Software Infrastructure Global Viewpoint – July 2021

QUIC Internet For Broadcasting

TCP has been the backbone of reliable IP delivery since the late 1970s but after years of research, we seem to have reached the limits of its abilities. QUIC is being hailed as a large-scale replacement for TCP. But why is QUIC so important and what can it do for broadcasters?

Packet loss is inevitable in any IP network and TCP goes a long way to maintaining reliable delivery, but it does so at the expense of time variant latency. When we dig into the detail of TCP, we see that it presents us with many challenges for video and audio streaming. One solution is to dispense with it entirely and distribute streamed video and audio using UDP. As there is no error correction, UDPs latency is limited to the transmission and switching delays in the network.

QUIC was designed by Google in 2012 as an experimental transport stream to fix some of the niggles with TCP. These include providing efficient connection establishment and reduced latency, flexible congestion control, forward error correction and authenticated and encrypted header and payload. Most interesting for broadcasters, QUIC uses UDP.

Thinking in internet terms, QUIC can be seen as a replacement for the TCP/TLS/HTTP2 stack. Although TCP/TLS/HTTP2 are the protocols used by internet web clients and servers, they are also the building blocks of video and audio streaming over the internet. This includes OTT but is not limited to it.

In 2016, the Internet Engineering Task Force (IETF) formed a working group to further develop QUIC and in May 2021 released RFC 9000 – A UDP-Based Multiplexed and Secure Transport.

Google have already implemented QUIC into their Chrome browser and Akamai introduced it in 2016. Many applications including YouTube, Uber and Facebook have either already adopted or are migrating to it.

Security becomes an intrinsic component within the QUIC protocol through the adoption of TLS. Providing encryption and authentication, TLS guarantees that the data in transit has not been tampered with and if copied cannot be decoded without the necessary keys.

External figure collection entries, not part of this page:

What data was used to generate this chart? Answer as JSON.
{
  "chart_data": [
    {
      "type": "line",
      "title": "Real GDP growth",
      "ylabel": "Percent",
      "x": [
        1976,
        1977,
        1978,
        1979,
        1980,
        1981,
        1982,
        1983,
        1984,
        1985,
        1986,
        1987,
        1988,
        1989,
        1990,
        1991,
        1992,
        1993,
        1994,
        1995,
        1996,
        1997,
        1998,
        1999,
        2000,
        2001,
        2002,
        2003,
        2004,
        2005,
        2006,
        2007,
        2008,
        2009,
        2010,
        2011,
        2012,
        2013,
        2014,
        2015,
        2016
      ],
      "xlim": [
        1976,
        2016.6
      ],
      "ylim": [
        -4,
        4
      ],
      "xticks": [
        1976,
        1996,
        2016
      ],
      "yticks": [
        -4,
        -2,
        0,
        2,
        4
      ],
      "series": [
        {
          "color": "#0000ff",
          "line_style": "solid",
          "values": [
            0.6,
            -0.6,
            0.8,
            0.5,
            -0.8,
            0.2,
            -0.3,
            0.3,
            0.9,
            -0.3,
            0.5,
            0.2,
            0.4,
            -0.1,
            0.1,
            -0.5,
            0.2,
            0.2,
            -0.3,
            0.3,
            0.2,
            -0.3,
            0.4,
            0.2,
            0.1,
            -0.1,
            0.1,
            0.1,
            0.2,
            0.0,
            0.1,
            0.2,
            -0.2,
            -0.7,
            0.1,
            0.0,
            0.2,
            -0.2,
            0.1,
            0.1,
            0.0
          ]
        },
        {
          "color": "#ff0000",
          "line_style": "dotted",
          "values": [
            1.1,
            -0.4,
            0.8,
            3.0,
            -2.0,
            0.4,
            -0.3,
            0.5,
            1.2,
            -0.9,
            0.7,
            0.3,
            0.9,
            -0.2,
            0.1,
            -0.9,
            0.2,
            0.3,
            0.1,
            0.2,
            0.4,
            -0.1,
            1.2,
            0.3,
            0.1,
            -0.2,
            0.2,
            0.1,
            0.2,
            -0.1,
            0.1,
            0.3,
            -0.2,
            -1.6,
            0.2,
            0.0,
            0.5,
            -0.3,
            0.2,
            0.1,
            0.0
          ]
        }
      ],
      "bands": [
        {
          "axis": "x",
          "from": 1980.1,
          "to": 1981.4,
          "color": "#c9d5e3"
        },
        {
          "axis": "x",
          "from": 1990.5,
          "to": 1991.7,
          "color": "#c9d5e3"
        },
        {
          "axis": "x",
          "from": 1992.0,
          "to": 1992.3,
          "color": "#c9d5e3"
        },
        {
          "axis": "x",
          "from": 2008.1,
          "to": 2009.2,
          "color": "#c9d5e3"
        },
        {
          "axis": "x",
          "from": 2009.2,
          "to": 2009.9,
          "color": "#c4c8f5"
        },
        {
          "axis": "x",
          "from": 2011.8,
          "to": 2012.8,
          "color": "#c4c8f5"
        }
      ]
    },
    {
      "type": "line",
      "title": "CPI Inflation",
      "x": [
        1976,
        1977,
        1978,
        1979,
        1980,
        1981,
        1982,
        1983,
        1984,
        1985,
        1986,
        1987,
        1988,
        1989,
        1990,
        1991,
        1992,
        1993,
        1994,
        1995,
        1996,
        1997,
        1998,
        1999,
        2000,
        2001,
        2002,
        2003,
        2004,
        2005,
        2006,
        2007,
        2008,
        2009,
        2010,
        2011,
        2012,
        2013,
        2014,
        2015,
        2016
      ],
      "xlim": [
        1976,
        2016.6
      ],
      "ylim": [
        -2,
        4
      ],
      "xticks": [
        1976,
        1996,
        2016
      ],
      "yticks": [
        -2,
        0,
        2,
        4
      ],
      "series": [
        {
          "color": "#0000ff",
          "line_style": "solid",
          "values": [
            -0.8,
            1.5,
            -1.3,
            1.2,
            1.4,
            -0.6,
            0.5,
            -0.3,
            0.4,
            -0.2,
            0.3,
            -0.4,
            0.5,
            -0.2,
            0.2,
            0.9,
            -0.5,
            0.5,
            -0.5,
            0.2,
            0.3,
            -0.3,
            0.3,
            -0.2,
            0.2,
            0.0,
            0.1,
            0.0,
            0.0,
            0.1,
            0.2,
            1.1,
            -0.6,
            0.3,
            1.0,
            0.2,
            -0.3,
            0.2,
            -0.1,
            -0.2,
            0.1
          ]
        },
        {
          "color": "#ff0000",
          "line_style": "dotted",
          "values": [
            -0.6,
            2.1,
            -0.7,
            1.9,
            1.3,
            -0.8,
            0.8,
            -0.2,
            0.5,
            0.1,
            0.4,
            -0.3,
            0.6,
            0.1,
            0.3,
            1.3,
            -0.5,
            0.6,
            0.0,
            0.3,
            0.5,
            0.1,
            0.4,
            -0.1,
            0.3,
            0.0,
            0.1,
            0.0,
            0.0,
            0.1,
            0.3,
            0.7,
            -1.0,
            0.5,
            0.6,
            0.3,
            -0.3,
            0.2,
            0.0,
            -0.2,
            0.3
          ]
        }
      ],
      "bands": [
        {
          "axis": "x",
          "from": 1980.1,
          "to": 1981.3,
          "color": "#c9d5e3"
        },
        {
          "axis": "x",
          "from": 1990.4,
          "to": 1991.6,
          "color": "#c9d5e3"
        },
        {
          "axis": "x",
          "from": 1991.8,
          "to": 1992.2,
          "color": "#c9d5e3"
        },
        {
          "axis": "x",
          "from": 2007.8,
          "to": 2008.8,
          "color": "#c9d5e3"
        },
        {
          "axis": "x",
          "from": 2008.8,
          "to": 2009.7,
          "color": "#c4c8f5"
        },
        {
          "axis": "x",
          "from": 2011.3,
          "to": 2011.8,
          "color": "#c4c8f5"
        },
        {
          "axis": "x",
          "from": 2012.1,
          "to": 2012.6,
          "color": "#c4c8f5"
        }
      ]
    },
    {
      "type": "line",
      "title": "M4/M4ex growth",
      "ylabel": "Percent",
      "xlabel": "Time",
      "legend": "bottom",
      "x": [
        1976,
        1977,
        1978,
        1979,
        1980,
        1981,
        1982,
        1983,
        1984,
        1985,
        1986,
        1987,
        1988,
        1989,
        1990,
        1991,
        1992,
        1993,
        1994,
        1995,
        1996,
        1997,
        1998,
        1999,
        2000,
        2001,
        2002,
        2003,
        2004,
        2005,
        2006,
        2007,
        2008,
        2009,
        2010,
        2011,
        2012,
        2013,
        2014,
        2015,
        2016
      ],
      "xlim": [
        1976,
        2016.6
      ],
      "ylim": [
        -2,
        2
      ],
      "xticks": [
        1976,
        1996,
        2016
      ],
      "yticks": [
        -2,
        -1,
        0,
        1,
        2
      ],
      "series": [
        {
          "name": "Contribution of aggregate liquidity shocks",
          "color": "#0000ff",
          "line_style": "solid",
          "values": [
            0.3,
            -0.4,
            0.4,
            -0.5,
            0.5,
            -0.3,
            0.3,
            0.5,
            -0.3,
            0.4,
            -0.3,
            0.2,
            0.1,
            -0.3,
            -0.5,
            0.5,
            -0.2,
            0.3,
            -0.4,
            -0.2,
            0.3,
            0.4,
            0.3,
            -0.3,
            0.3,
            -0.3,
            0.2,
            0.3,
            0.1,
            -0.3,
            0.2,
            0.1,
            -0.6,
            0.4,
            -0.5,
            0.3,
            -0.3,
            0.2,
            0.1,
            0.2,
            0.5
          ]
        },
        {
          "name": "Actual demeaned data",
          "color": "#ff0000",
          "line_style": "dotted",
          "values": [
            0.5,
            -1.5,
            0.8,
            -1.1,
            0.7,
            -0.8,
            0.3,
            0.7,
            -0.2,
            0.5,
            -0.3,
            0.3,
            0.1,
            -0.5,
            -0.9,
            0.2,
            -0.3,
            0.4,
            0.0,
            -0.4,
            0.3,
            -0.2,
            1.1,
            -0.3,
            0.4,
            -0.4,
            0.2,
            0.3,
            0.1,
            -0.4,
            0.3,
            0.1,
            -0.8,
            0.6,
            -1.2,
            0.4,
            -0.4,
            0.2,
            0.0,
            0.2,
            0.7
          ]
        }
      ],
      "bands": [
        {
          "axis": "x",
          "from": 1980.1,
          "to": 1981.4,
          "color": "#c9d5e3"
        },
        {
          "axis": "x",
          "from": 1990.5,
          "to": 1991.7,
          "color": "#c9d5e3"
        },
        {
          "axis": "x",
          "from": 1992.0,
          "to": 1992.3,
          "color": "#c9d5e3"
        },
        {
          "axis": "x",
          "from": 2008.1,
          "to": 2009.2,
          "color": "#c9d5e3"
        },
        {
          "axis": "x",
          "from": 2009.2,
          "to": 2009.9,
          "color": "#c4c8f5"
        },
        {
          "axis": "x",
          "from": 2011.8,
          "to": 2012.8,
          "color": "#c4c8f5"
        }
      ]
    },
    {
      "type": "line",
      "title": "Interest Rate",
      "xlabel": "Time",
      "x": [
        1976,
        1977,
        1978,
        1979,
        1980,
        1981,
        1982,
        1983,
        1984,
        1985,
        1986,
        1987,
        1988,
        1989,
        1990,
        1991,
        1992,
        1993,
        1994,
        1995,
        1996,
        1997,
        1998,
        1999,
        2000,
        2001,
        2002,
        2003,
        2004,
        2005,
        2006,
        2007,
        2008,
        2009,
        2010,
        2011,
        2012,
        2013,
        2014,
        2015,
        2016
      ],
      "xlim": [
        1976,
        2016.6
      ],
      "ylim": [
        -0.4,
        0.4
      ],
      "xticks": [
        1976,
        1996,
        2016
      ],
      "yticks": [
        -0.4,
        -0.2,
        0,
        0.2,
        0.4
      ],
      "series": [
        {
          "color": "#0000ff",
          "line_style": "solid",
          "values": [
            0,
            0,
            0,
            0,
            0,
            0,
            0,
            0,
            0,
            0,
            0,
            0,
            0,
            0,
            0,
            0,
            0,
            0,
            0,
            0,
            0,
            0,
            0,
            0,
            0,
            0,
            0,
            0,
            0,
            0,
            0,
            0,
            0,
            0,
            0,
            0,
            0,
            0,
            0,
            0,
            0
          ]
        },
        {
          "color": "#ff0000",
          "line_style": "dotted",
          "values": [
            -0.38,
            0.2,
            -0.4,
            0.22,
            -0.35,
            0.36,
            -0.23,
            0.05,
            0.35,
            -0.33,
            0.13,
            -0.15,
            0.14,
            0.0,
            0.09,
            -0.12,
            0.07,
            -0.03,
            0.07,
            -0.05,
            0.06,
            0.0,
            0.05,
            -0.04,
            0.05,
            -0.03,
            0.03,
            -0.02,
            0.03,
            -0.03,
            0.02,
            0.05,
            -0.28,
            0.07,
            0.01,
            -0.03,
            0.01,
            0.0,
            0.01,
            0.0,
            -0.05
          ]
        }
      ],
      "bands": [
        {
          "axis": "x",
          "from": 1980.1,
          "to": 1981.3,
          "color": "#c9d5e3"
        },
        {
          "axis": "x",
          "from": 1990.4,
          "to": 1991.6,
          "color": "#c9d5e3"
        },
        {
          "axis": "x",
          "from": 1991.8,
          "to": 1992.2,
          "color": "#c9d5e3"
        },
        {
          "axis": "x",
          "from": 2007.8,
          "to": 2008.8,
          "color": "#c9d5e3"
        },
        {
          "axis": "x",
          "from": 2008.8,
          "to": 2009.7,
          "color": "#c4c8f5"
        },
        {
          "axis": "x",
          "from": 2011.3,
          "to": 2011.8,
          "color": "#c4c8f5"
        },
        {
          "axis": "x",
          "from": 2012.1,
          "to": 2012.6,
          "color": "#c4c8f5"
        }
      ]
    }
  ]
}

Connection speeds are greatly improved by replacement of TCPs three-way handshake and a flexible approach to packet resend has been adopted to reduce needless packet duplication.

Although HTTP/2 succeeded in solving the head-of-line blocking for web pages, it only moved the problem further down the stack to the TCP transport layer. QUIC, along with HTTP/3 has now solved this through transport stream aware binary stream multiplexing. Unlike TCP, QUIC resends only lost packets within the context of the binary stream, thus removing head-of-line blocking from the transport layer. This could be a major bonus for streaming live video and audio.

QUIC sounds like a significant win for broadcasters. An open standard backed by the IETF is becoming available that is natively supported by web browsers, servers, and the internet infrastructure. QUIC promises low latency, security and throughput optimization with forward error correction and multiplexing.

Using QUIC, streaming live video and audio between cameras and production switchers, or OBs and broadcast centers, with the right applications, could become as simple as opening an internet browser.